¼ cup grapeseed oil
1 tablespoon fresh oregano, chopped fine
3 garlic cloves, minced
kosher salt and cracked pepper to taste
4 portobello mushroom caps, gills and stems removed, left whole
1 small eggplant, peeled, ¼-inch-thick slices
1 red bell pepper, seeds removed
1 large zucchini, ¼-inch slices on the bias
8 slices provolone cheese
¼ cup balsamic glace
Preheat grill or grill pan on high and oven to 350°F.
In a large mixing bowl, combine oil, oregano, garlic, kosher salt, cracked pepper, mushrooms, eggplant, red bell pepper, and zucchini. Toss to coat evenly and let rest for 10 minutes.

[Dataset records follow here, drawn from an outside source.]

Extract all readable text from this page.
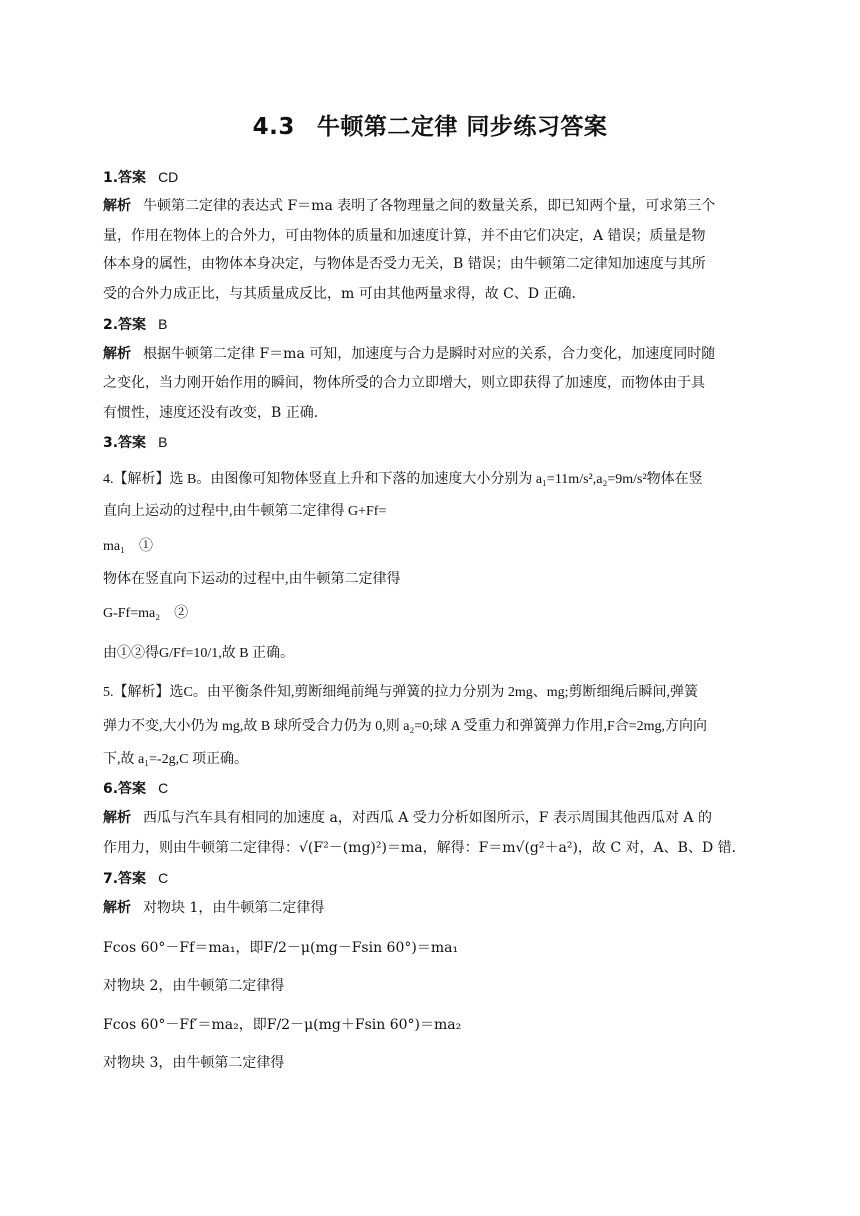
4.3 牛顿第二定律 同步练习答案
1.答案 CD
解析 牛顿第二定律的表达式 F＝ma 表明了各物理量之间的数量关系，即已知两个量，可求第三个
量，作用在物体上的合外力，可由物体的质量和加速度计算，并不由它们决定，A 错误；质量是物
体本身的属性，由物体本身决定，与物体是否受力无关，B 错误；由牛顿第二定律知加速度与其所
受的合外力成正比，与其质量成反比，m 可由其他两量求得，故 C、D 正确．
2.答案 B
解析 根据牛顿第二定律 F＝ma 可知，加速度与合力是瞬时对应的关系，合力变化，加速度同时随
之变化，当力刚开始作用的瞬间，物体所受的合力立即增大，则立即获得了加速度，而物体由于具
有惯性，速度还没有改变，B 正确．
3.答案 B
4.【解析】选 B。由图像可知物体竖直上升和下落的加速度大小分别为 a₁=11m/s²,a₂=9m/s²物体在竖
直向上运动的过程中,由牛顿第二定律得 G+Ff=
ma₁　①
物体在竖直向下运动的过程中,由牛顿第二定律得
G-Ff=ma₂　②
由①②得G/Ff=10/1,故 B 正确。
5.【解析】选C。由平衡条件知,剪断细绳前绳与弹簧的拉力分别为 2mg、mg;剪断细绳后瞬间,弹簧
弹力不变,大小仍为 mg,故 B 球所受合力仍为 0,则 a₂=0;球 A 受重力和弹簧弹力作用,F合=2mg,方向向
下,故 a₁=-2g,C 项正确。
6.答案 C
解析 西瓜与汽车具有相同的加速度 a，对西瓜 A 受力分析如图所示，F 表示周围其他西瓜对 A 的
作用力，则由牛顿第二定律得：√(F²－(mg)²)＝ma，解得：F＝m√(g²＋a²)，故 C 对，A、B、D 错．
7.答案 C
解析 对物块 1，由牛顿第二定律得
Fcos 60°－Ff＝ma₁，即F/2－μ(mg－Fsin 60°)＝ma₁
对物块 2，由牛顿第二定律得
Fcos 60°－Ff′＝ma₂，即F/2－μ(mg＋Fsin 60°)＝ma₂
对物块 3，由牛顿第二定律得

Grill all the vegetables for 2 minutes on either side, or until grill marks are achieved. Remove vegetables to a paper towel lined baking sheet and allow to rest for 5 minutes. Make the stacks from bottom to top, portobello mushroom, eggplant slice, provolone cheese, red pepper, eggplant slice, provolone cheese, 2 zucchini slices.
Place the stacks into the oven to finish cooking and to melt cheese, for about 8-10 minutes. Remove and place stacks onto a plate and finish with balsamic glace.